Graduate school was a real trip. I applied for a teaching assistantship in the English Department immediately after finishing undergrad because I thought it was the responsible thing to do – i.e. get an impressive job in my field as quickly as possible, while also reaching for higher degrees.
But I just as quickly started realizing I was…different from my peers. While most of my fellow T.A.s had favorite genres and sub-genres of canon literature, I was off in my own corner with my YA and fairy tale obsessions, trying to figure out where I fit in Academia while also keeping up with an increasingly stressful workload. It didn’t help that my depression and anxiety were constantly convincing me I was an impostor, so why bother getting those papers done on time?
I’d like to say the experience was worth it, though I didn’t end up finishing the program. There were some good points. One of them was the day a fellow T.A. stepped into my office, perhaps lured by the eclectic sounds of my Pandora QuickMix. She handed me two CDs. One was an ominous-looking red case, featuring a black-and-white image of a meditative woman lounging on her bed, next to a copy of Kafka’s The Trial.
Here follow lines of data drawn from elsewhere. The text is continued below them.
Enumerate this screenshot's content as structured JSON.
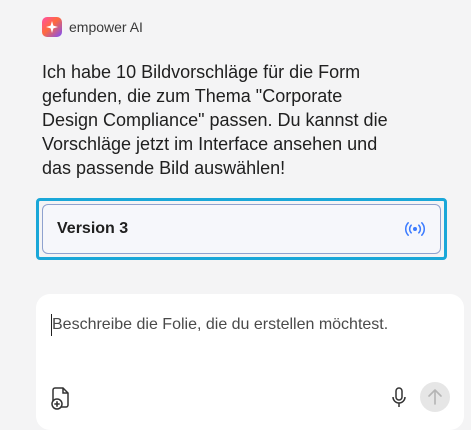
{
  "assistant": {
    "name": "empower AI",
    "logo_icon": "sparkle-logo-icon"
  },
  "message": {
    "text": "Ich habe 10 Bildvorschläge für die Form gefunden, die zum Thema \"Corporate Design Compliance\" passen. Du kannst die Vorschläge jetzt im Interface ansehen und das passende Bild auswählen!"
  },
  "version_card": {
    "label": "Version 3",
    "icon": "broadcast-icon"
  },
  "composer": {
    "placeholder": "Beschreibe die Folie, die du erstellen möchtest.",
    "value": "",
    "attach_icon": "attach-file-icon",
    "mic_icon": "microphone-icon",
    "send_icon": "send-arrow-icon"
  },
  "colors": {
    "accent": "#1aa7d8",
    "card_border": "#8fa2cf",
    "background": "#f4f4f5"
  }
}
The other was a two-disc compilation with a funny title that made a bit of oddly profound poetry out of an ordinary door sign.
Popping If You’re Feeling Sinister into my laptop, I was immediately intrigued by the kookiness of “The Stars of Track and Field.” There was something neo-hippie about it, with its praise of beautifully ordinary people just trying to find the bright side of life. I got an even stronger flower-power feel from songs like “Legal Man” (on the Push Barman album) with its admonition to “get out of the city and into the sunshine,” and from “Song for Sunshine” (from The Life Pursuit) with its…well, the whole thing.
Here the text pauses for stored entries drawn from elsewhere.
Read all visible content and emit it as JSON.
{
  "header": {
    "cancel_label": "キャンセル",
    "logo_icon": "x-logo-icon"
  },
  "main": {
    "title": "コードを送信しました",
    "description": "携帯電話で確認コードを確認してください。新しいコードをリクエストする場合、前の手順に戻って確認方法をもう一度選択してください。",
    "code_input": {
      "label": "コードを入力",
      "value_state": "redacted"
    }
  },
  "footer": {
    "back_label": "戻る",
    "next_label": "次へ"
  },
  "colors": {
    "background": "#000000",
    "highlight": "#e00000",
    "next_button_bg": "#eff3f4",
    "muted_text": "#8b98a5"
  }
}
What I oddly didn’t notice right away, but what must have subconsciously hooked me, was the underlying bookishness of it all. I love literary-musical intersections in general, and Belle and Sebastian is one of the most literary bands out there. Their name pays homage to a 1965 French children’s novel by Cecile Aubry – a classic boy-and-his-dog story that must have inspired songs like “Dog On Wheels,” sung from a child’s point of view and alluding to the snowy Alps. The band’s name is also, according to legend, a reference to lead-singer Stuart Murdoch’s own short story of the same name. He and bass player Stuart David both had authorial aspirations in addition to their indie pop dreams.
If Belle and Sebastian aren’t dedicating entire songs to imaginary tomes, they’re sprinkling literary Easter eggs all over their discography – from the Judy Blume reference in “Le Pastie De La Bourgeoisie” to the unnamed book “that always makes you cry” in “Piazza, New York Catcher.” From the equestrian story that inspires a lonely teen songwriter in “Judy and the Dream Of Horses” to the Biblical musings of a high-school choirgirl in “Act of the Apostle, Pt. 1.” Their music video for “Wrapped Up In Books” is even set in a bookstore.
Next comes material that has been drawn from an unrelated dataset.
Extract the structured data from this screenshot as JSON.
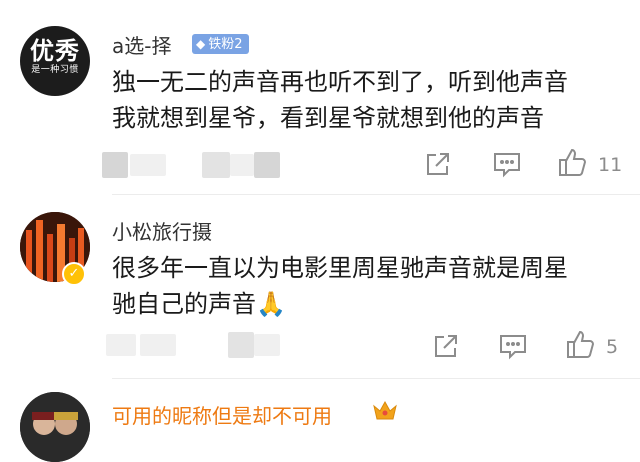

What truly appeals to me, though, is the persona the band develops in their songs: the bookish misfit who hasn’t completely overcome their adolescent sensibilities. I’ve spent the past decade coming to terms with – and even taking pride in – my fairy-tale-twisting, YA-inhaling, depression-surviving self, and Belle and Sebastian have provided the background music to my journey of self-actualization. They’ve told me it’s ok to daydream about backpacking around San Francisco coffee houses with my unrequited love. They’ve told me that, one day, I’ll find someone as “wrapped up in books” as I am, who will cross that “rainbow bridge” with me into a gloriously geeky future. They’ve told me that my bookwyrm card is just as valid as those of my more academic peers.
Recently, I read two biographies of the band – Stuart David’s autobiography In the All-Night Café and Paul Whitelaw’s Belle and Sebastian: Just a Modern Rock Story (an in-progress read) – and found even more to relate to, and more reasons to hope. Stuart Murdoch also had to deal with an illness that forced him to leave college. Stuart David spent seven years in his parents’ attic, working on his novels and songs, before a government-sponsored Work Training program put him in Stuart M’s path. Cellist Isobel Campbell ran into Stuart M at a party and discovered she had a fatefully perfect nickname that just happened to match the co-protagonist of his short story.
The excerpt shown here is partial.